Scott Cinema (originally the Odeon Cinema) was a cinema in Bridgwater, Somerset England. Built in 1936, it was notable for its Art Deco style.

==History==
===The Odeon===
The cinema opened as one of the chain of Odeon Cinemas. It was designed by Thomas Cecil Howitt, who designed other cinemas of the Odeon chain including the Odeon Cinema, Weston-super-Mare. The film The Amateur Gentleman was shown on the opening night, 13 July 1936.

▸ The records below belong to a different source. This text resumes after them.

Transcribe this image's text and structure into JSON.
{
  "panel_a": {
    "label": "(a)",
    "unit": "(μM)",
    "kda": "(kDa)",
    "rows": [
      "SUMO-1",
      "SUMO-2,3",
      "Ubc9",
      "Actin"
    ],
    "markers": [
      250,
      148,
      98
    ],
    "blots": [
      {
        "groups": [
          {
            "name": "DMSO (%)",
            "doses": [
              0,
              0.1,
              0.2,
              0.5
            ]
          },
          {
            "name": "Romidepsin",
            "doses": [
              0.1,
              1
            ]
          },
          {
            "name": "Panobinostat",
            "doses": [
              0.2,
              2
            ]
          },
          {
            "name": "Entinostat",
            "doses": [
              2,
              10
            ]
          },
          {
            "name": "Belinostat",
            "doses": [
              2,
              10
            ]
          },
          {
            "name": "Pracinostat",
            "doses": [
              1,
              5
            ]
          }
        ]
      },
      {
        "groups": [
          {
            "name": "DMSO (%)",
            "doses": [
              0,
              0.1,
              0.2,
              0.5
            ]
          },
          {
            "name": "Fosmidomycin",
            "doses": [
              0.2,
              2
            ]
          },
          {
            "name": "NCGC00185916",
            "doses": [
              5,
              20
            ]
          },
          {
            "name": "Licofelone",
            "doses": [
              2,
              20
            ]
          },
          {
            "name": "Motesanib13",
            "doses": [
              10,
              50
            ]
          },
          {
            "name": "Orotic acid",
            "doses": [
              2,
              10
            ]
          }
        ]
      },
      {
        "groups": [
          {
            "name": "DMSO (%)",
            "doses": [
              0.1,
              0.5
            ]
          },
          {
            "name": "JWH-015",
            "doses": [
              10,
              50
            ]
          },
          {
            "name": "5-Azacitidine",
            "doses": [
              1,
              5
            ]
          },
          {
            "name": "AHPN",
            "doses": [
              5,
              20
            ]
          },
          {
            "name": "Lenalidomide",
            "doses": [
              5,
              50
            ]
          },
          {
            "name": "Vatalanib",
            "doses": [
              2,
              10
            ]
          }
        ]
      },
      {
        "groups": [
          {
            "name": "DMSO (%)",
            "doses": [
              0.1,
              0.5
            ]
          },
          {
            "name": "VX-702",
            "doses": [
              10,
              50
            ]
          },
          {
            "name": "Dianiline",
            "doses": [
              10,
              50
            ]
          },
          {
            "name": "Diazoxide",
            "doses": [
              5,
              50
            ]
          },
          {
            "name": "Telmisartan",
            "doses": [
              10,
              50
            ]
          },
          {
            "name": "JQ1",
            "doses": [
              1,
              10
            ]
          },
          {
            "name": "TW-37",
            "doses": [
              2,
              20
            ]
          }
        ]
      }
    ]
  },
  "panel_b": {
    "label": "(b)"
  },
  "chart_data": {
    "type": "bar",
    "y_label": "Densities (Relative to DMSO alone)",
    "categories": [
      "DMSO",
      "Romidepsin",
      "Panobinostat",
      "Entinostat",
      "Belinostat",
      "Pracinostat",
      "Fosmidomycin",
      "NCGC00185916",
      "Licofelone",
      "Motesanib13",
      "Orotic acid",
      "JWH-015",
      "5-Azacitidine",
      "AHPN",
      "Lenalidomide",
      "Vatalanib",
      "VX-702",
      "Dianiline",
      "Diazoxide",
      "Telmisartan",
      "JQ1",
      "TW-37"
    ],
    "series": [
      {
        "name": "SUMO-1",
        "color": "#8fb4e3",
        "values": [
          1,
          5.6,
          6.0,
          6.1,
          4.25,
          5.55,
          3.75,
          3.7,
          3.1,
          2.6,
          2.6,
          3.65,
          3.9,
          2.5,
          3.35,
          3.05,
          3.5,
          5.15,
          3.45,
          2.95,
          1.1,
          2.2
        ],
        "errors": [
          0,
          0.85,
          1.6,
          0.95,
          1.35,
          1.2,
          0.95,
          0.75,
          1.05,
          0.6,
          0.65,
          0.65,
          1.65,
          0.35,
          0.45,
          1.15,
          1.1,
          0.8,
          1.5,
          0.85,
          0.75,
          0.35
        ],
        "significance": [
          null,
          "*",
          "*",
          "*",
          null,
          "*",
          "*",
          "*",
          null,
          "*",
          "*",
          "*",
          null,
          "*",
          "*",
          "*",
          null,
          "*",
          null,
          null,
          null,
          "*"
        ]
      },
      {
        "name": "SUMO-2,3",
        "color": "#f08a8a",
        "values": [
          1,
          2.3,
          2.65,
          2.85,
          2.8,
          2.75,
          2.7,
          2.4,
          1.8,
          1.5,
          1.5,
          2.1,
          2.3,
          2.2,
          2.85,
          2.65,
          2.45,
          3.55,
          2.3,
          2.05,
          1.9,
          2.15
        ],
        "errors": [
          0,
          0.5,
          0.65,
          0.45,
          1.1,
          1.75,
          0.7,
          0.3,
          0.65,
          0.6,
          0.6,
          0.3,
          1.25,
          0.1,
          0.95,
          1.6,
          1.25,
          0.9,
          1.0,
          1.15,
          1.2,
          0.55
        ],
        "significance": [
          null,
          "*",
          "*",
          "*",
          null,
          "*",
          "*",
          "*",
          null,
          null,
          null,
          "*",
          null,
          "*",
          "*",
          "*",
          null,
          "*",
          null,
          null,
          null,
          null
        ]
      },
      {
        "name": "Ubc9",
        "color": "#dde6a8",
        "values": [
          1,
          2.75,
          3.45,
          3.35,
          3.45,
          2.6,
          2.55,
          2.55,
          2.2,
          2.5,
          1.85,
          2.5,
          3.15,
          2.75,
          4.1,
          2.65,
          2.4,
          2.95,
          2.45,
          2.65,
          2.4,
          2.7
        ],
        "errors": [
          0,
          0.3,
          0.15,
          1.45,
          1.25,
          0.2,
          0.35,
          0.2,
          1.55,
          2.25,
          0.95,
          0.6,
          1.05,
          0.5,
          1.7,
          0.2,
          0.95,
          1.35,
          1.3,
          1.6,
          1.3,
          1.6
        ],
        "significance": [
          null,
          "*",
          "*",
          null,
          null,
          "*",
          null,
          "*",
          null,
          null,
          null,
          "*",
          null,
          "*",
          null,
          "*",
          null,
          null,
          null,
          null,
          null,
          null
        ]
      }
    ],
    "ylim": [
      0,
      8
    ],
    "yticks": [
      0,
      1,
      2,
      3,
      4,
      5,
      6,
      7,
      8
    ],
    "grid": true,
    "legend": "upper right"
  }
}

The auditorium seated 1,525, of which 931 were in the stalls and 594 in a raised balcony that did not overhang the stalls. There were stage facilities, used by local drama companies. Externally, the corner entrance was below a tower, and to its left the building included a row of shops with flats above.

===The Classic, and later===
It was renamed the Classic in 1967, after its sale to the Classic Cinema chain. In 1973 there was a conversion into a bingo club in the stalls section, and two cinemas, each seating 250, in the raised balcony section.

It closed as a Classic Cinema in 1983, and later opened as an independent company. Following this, it then formed part of the Scott Cinemas chain, being renamed Scott Cinema about 2005. There was refurbishment in 2005, 2011 and 2013.

The cinema finally closed on the 29 September 2022 after 86 years of operation, prior to Scott Cinemas moving to a new cinema nearby at Northgate Yard, Bridgwater.